Large cohorts of STEMI have 30-day mortality rates of approximately 6-7%, which have not decreased appreciably over the past few years. However, this study was quite small, with only 84 patients in each group. There was no improvement in ejection fraction or exercise time, but there was more chest pain requiring re-hospitalization, and more PCI in the TNK-alone patients. In that so many major end points were comparable between the 2 strategies, it remains uncertain as to whether TNK is a superior lytic agent on its own, not necessarily requiring facilitated angioplasty. The latter decreased subsequent ischemic events, perhaps because thrombus burden would be cleaned up a bit following the lytic therapy, and the interventional cardiologist may have had better angiographic visualization in patients who had received lytic therapy. It is impressive that there was no excessive bleeding in the angioplasty patients.

I do not think that the data is convincing enough to recommend a dual approach, particularly in that LV function and mortality were not different between the 2 cohorts. The increased need for repeat catheterization could be, in part, related to failure to use clopidogrel in many non-PCI patients. The recent Chinese COMMIT/CCS-2 trial showed a benefit from clopidogrel 75mg for one month as a primary treatment in myocardial infarction in subjects given streptokinase.

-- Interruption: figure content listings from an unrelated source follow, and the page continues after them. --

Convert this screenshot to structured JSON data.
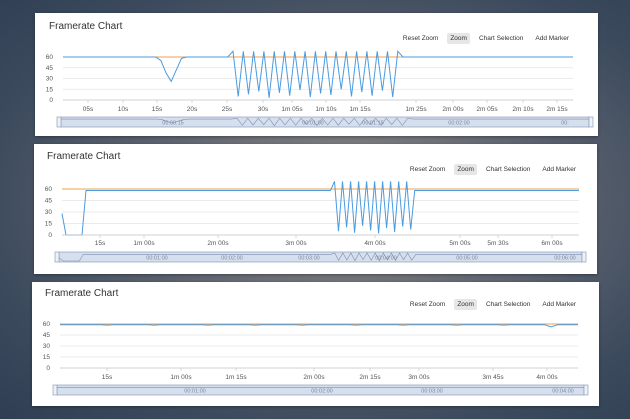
{
  "toolbar": {
    "reset_zoom": "Reset Zoom",
    "zoom": "Zoom",
    "chart_selection": "Chart Selection",
    "add_marker": "Add Marker"
  },
  "colors": {
    "series": "#4b9be0",
    "target": "#f0a050",
    "grid": "#e4e4e4",
    "navigator_bg": "#d6dfee",
    "navigator_border": "#8ea0bd"
  },
  "charts": [
    {
      "title": "Framerate Chart",
      "chart_data": {
        "type": "line",
        "title": "Framerate Chart",
        "y_ticks": [
          "0",
          "15",
          "30",
          "45",
          "60"
        ],
        "ylim": [
          0,
          60
        ],
        "x_ticks": [
          "05s",
          "10s",
          "15s",
          "20s",
          "25s",
          "30s",
          "1m 05s",
          "1m 10s",
          "1m 15s",
          "1m 25s",
          "2m 00s",
          "2m 05s",
          "2m 10s",
          "2m 15s"
        ],
        "navigator_labels": [
          "00:00:15",
          "00:01:00",
          "00:01:15",
          "00:02:00",
          "00:"
        ],
        "series": [
          {
            "values": [
              60,
              60,
              60,
              60,
              60,
              60,
              60,
              60,
              60,
              60,
              60,
              60,
              60,
              60,
              60,
              60,
              60,
              60,
              60,
              55,
              38,
              26,
              42,
              58,
              60,
              60,
              60,
              60,
              60,
              60,
              60,
              60,
              60,
              68,
              5,
              68,
              8,
              68,
              12,
              68,
              3,
              68,
              10,
              68,
              6,
              68,
              14,
              68,
              4,
              68,
              9,
              68,
              7,
              68,
              15,
              68,
              5,
              68,
              11,
              68,
              6,
              68,
              13,
              68,
              4,
              68,
              60,
              60,
              60,
              60,
              60,
              60,
              60,
              60,
              60,
              60,
              60,
              60,
              60,
              60,
              60,
              60,
              60,
              60,
              60,
              60,
              60,
              60,
              60,
              60,
              60,
              60,
              60,
              60,
              60,
              60,
              60,
              60,
              60,
              60
            ]
          }
        ]
      }
    },
    {
      "title": "Framerate Chart",
      "chart_data": {
        "type": "line",
        "title": "Framerate Chart",
        "y_ticks": [
          "0",
          "15",
          "30",
          "45",
          "60"
        ],
        "ylim": [
          0,
          60
        ],
        "x_ticks": [
          "15s",
          "1m 00s",
          "2m 00s",
          "3m 00s",
          "4m 00s",
          "5m 00s",
          "5m 30s",
          "6m 00s"
        ],
        "navigator_labels": [
          "00:01:00",
          "00:02:00",
          "00:03:00",
          "00:04:00",
          "00:05:00",
          "00:06:00"
        ],
        "series": [
          {
            "values": [
              28,
              0,
              0,
              0,
              0,
              0,
              58,
              58,
              58,
              58,
              58,
              58,
              58,
              58,
              58,
              58,
              58,
              58,
              58,
              58,
              58,
              58,
              58,
              58,
              58,
              58,
              58,
              58,
              58,
              58,
              58,
              58,
              58,
              58,
              58,
              58,
              58,
              58,
              58,
              58,
              58,
              58,
              58,
              58,
              58,
              58,
              58,
              58,
              58,
              58,
              58,
              58,
              58,
              58,
              58,
              58,
              58,
              58,
              58,
              58,
              58,
              58,
              58,
              58,
              58,
              58,
              58,
              58,
              70,
              5,
              70,
              10,
              70,
              3,
              70,
              12,
              70,
              6,
              70,
              2,
              70,
              9,
              70,
              4,
              70,
              11,
              70,
              7,
              58,
              58,
              58,
              58,
              58,
              58,
              58,
              58,
              58,
              58,
              58,
              58,
              58,
              58,
              58,
              58,
              58,
              58,
              58,
              58,
              58,
              58,
              58,
              58,
              58,
              58,
              58,
              58,
              58,
              58,
              58,
              58,
              58,
              58,
              58,
              58,
              58,
              58,
              58,
              58,
              58,
              58
            ]
          }
        ]
      }
    },
    {
      "title": "Framerate Chart",
      "chart_data": {
        "type": "line",
        "title": "Framerate Chart",
        "y_ticks": [
          "0",
          "15",
          "30",
          "45",
          "60"
        ],
        "ylim": [
          0,
          60
        ],
        "x_ticks": [
          "15s",
          "1m 00s",
          "1m 15s",
          "2m 00s",
          "2m 15s",
          "3m 00s",
          "3m 45s",
          "4m 00s"
        ],
        "navigator_labels": [
          "00:01:00",
          "00:02:00",
          "00:03:00",
          "00:04:00"
        ],
        "series": [
          {
            "values": [
              59,
              59,
              59,
              59,
              59,
              59,
              59,
              58.5,
              59,
              59,
              59,
              59,
              59,
              59,
              58.5,
              59,
              59,
              59,
              59,
              59,
              59,
              59,
              58.5,
              59,
              59,
              59,
              59,
              59,
              59,
              58.5,
              59,
              59,
              59,
              59,
              59,
              59,
              58.5,
              59,
              59,
              59,
              59,
              59,
              59,
              59,
              58.5,
              59,
              59,
              59,
              59,
              59,
              59,
              58.5,
              59,
              59,
              59,
              59,
              59,
              59,
              59,
              58.5,
              59,
              59,
              59,
              59,
              59,
              59,
              58.5,
              59,
              59,
              59,
              59,
              59,
              59,
              56,
              59,
              59,
              59,
              59
            ]
          }
        ]
      }
    }
  ]
}
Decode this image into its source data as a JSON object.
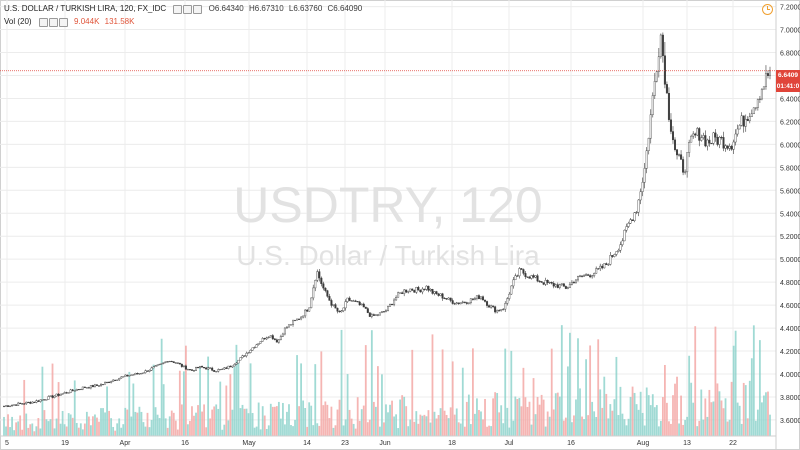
{
  "legend": {
    "title": "U.S. DOLLAR / TURKISH LIRA, 120, FX_IDC",
    "open": "O6.64340",
    "high": "H6.67310",
    "low": "L6.63760",
    "close": "C6.64090",
    "volume_label": "Vol (20)",
    "volume_value": "9.044K",
    "volume_ma": "131.58K"
  },
  "watermark": {
    "symbol": "USDTRY, 120",
    "description": "U.S. Dollar / Turkish Lira"
  },
  "price_tag": {
    "price": "6.6409",
    "countdown": "01:41:0"
  },
  "colors": {
    "up": "#26a69a",
    "down": "#ef5350",
    "candle": "#3a3a3a",
    "price_line": "#e0453a",
    "grid": "#ececec",
    "watermark": "#e2e2e2"
  },
  "chart_data": {
    "type": "candlestick",
    "title": "U.S. DOLLAR / TURKISH LIRA, 120, FX_IDC",
    "interval": "120",
    "grid": true,
    "y_ticks": [
      "3.60000",
      "3.80000",
      "4.00000",
      "4.20000",
      "4.40000",
      "4.60000",
      "4.80000",
      "5.00000",
      "5.20000",
      "5.40000",
      "5.60000",
      "5.80000",
      "6.00000",
      "6.20000",
      "6.40000",
      "6.60000",
      "6.80000",
      "7.00000",
      "7.20000"
    ],
    "ylim": [
      3.46,
      7.24
    ],
    "x_ticks": [
      "5",
      "19",
      "Apr",
      "16",
      "May",
      "14",
      "23",
      "Jun",
      "18",
      "Jul",
      "16",
      "Aug",
      "13",
      "22"
    ],
    "last_price": 6.6409,
    "close_series": [
      3.72,
      3.73,
      3.74,
      3.75,
      3.76,
      3.78,
      3.8,
      3.82,
      3.84,
      3.86,
      3.88,
      3.89,
      3.9,
      3.92,
      3.95,
      3.97,
      3.99,
      4.0,
      4.02,
      4.05,
      4.08,
      4.12,
      4.1,
      4.06,
      4.03,
      4.06,
      4.05,
      4.03,
      4.04,
      4.07,
      4.12,
      4.18,
      4.24,
      4.3,
      4.34,
      4.28,
      4.4,
      4.45,
      4.5,
      4.58,
      4.9,
      4.72,
      4.6,
      4.52,
      4.65,
      4.62,
      4.58,
      4.5,
      4.52,
      4.56,
      4.66,
      4.72,
      4.74,
      4.73,
      4.76,
      4.7,
      4.68,
      4.64,
      4.62,
      4.63,
      4.65,
      4.68,
      4.6,
      4.55,
      4.58,
      4.78,
      4.9,
      4.86,
      4.83,
      4.8,
      4.78,
      4.77,
      4.75,
      4.82,
      4.85,
      4.87,
      4.9,
      4.95,
      5.05,
      5.15,
      5.32,
      5.45,
      5.8,
      6.4,
      6.98,
      6.3,
      5.9,
      5.78,
      6.05,
      6.1,
      6.02,
      6.05,
      6.03,
      6.0,
      6.15,
      6.25,
      6.35,
      6.5,
      6.64
    ]
  }
}
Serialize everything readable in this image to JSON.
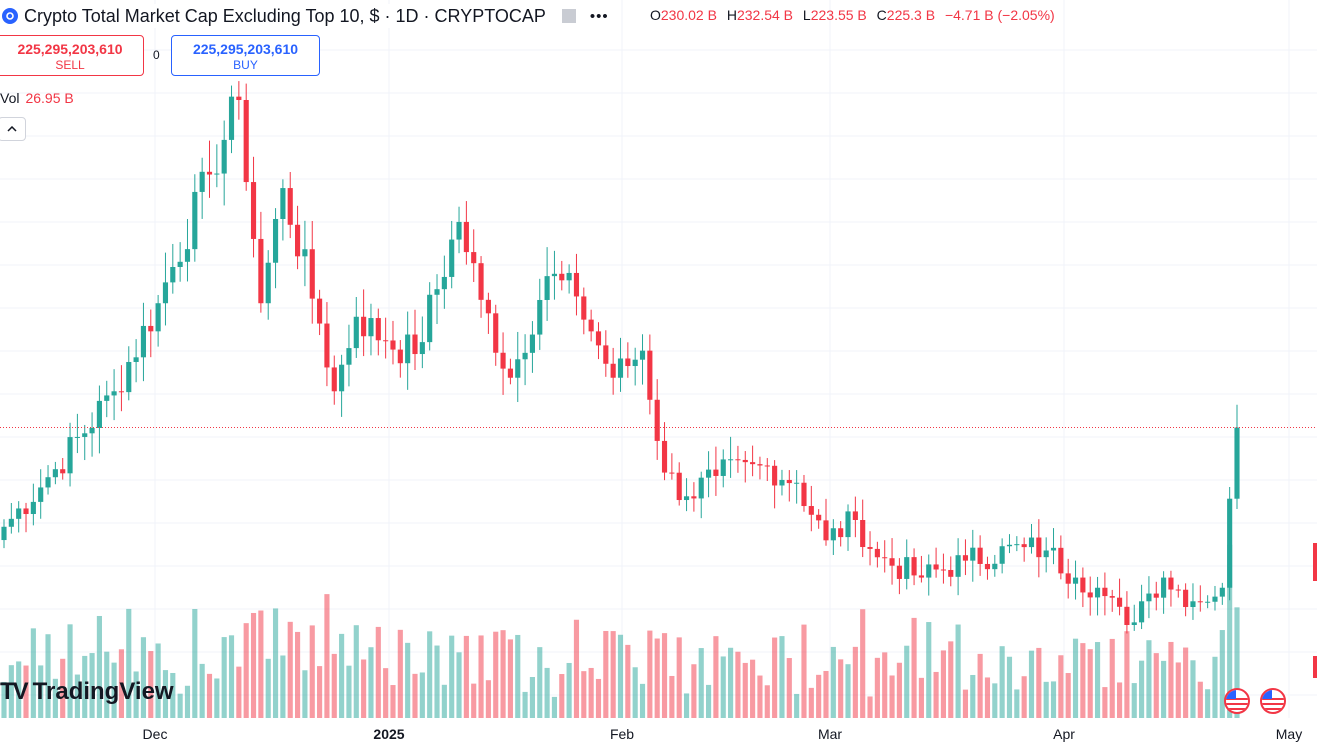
{
  "header": {
    "title": "Crypto Total Market Cap Excluding Top 10, $ · 1D · CRYPTOCAP",
    "ohlc": [
      {
        "label": "O",
        "value": "230.02 B"
      },
      {
        "label": "H",
        "value": "232.54 B"
      },
      {
        "label": "L",
        "value": "223.55 B"
      },
      {
        "label": "C",
        "value": "225.3 B"
      }
    ],
    "change": "−4.71 B (−2.05%)",
    "more_icon": "three-dots-icon",
    "flag_icon": "flag-icon"
  },
  "trade": {
    "sell_price": "225,295,203,610",
    "sell_label": "SELL",
    "spread": "0",
    "buy_price": "225,295,203,610",
    "buy_label": "BUY"
  },
  "volume_legend": {
    "label": "Vol",
    "value": "26.95 B"
  },
  "collapse_icon": "chevron-up-icon",
  "watermark": {
    "logo": "TV",
    "text": "TradingView"
  },
  "xaxis": {
    "labels": [
      "Dec",
      "2025",
      "Feb",
      "Mar",
      "Apr",
      "May"
    ]
  },
  "colors": {
    "up": "#26a69a",
    "down": "#f23645",
    "vol_up": "#26a69a",
    "vol_down": "#f23645",
    "grid": "#f0f3fa",
    "brand": "#2962ff"
  },
  "chart_data": {
    "type": "candlestick",
    "title": "Crypto Total Market Cap Excluding Top 10, $ · 1D · CRYPTOCAP",
    "interval": "1D",
    "x_range": [
      "2024-11-05",
      "2025-04-22"
    ],
    "y_unit": "USD billions",
    "last_close": 225.3,
    "grid": true,
    "keypoints": [
      {
        "date": "2024-11-05",
        "close": 196
      },
      {
        "date": "2024-11-12",
        "close": 213
      },
      {
        "date": "2024-11-20",
        "close": 236
      },
      {
        "date": "2024-11-26",
        "close": 262
      },
      {
        "date": "2024-12-03",
        "close": 300
      },
      {
        "date": "2024-12-07",
        "close": 322
      },
      {
        "date": "2024-12-10",
        "close": 262
      },
      {
        "date": "2024-12-13",
        "close": 296
      },
      {
        "date": "2024-12-18",
        "close": 256
      },
      {
        "date": "2024-12-20",
        "close": 236
      },
      {
        "date": "2024-12-23",
        "close": 258
      },
      {
        "date": "2024-12-27",
        "close": 251
      },
      {
        "date": "2024-12-31",
        "close": 247
      },
      {
        "date": "2025-01-06",
        "close": 286
      },
      {
        "date": "2025-01-09",
        "close": 263
      },
      {
        "date": "2025-01-13",
        "close": 240
      },
      {
        "date": "2025-01-18",
        "close": 270
      },
      {
        "date": "2025-01-22",
        "close": 264
      },
      {
        "date": "2025-01-27",
        "close": 240
      },
      {
        "date": "2025-01-31",
        "close": 248
      },
      {
        "date": "2025-02-03",
        "close": 212
      },
      {
        "date": "2025-02-06",
        "close": 205
      },
      {
        "date": "2025-02-10",
        "close": 211
      },
      {
        "date": "2025-02-17",
        "close": 214
      },
      {
        "date": "2025-02-21",
        "close": 209
      },
      {
        "date": "2025-02-25",
        "close": 192
      },
      {
        "date": "2025-03-01",
        "close": 198
      },
      {
        "date": "2025-03-04",
        "close": 187
      },
      {
        "date": "2025-03-10",
        "close": 181
      },
      {
        "date": "2025-03-16",
        "close": 186
      },
      {
        "date": "2025-03-24",
        "close": 190
      },
      {
        "date": "2025-03-27",
        "close": 189
      },
      {
        "date": "2025-03-31",
        "close": 181
      },
      {
        "date": "2025-04-03",
        "close": 178
      },
      {
        "date": "2025-04-07",
        "close": 167
      },
      {
        "date": "2025-04-09",
        "close": 174
      },
      {
        "date": "2025-04-12",
        "close": 181
      },
      {
        "date": "2025-04-16",
        "close": 174
      },
      {
        "date": "2025-04-20",
        "close": 178
      },
      {
        "date": "2025-04-22",
        "close": 225.3
      }
    ]
  }
}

Furthermore, results from ASSENT-4 were presented at the ESC meeting in early September, which did not confirm the CAPTIAL AMI results. The major outcomes were actually worse (including mortality) in the dual therapy cohort. Thus, at the present time, it appears reasonable to administer TNK in the field, if it appears that transport time will be prolonged. The interventional cardiologists in the CAPITAL trial are to be congratulated for their outstanding results, and particularly the low mortality. As many have noted, there has virtually been no decrease in STEMI mortality over the past 5-10 years. This small study optimistically suggests that the 6% barrier may be broken in the near future. Alas, ASSENT-4 does not confirm role for dual therapy with STEMI.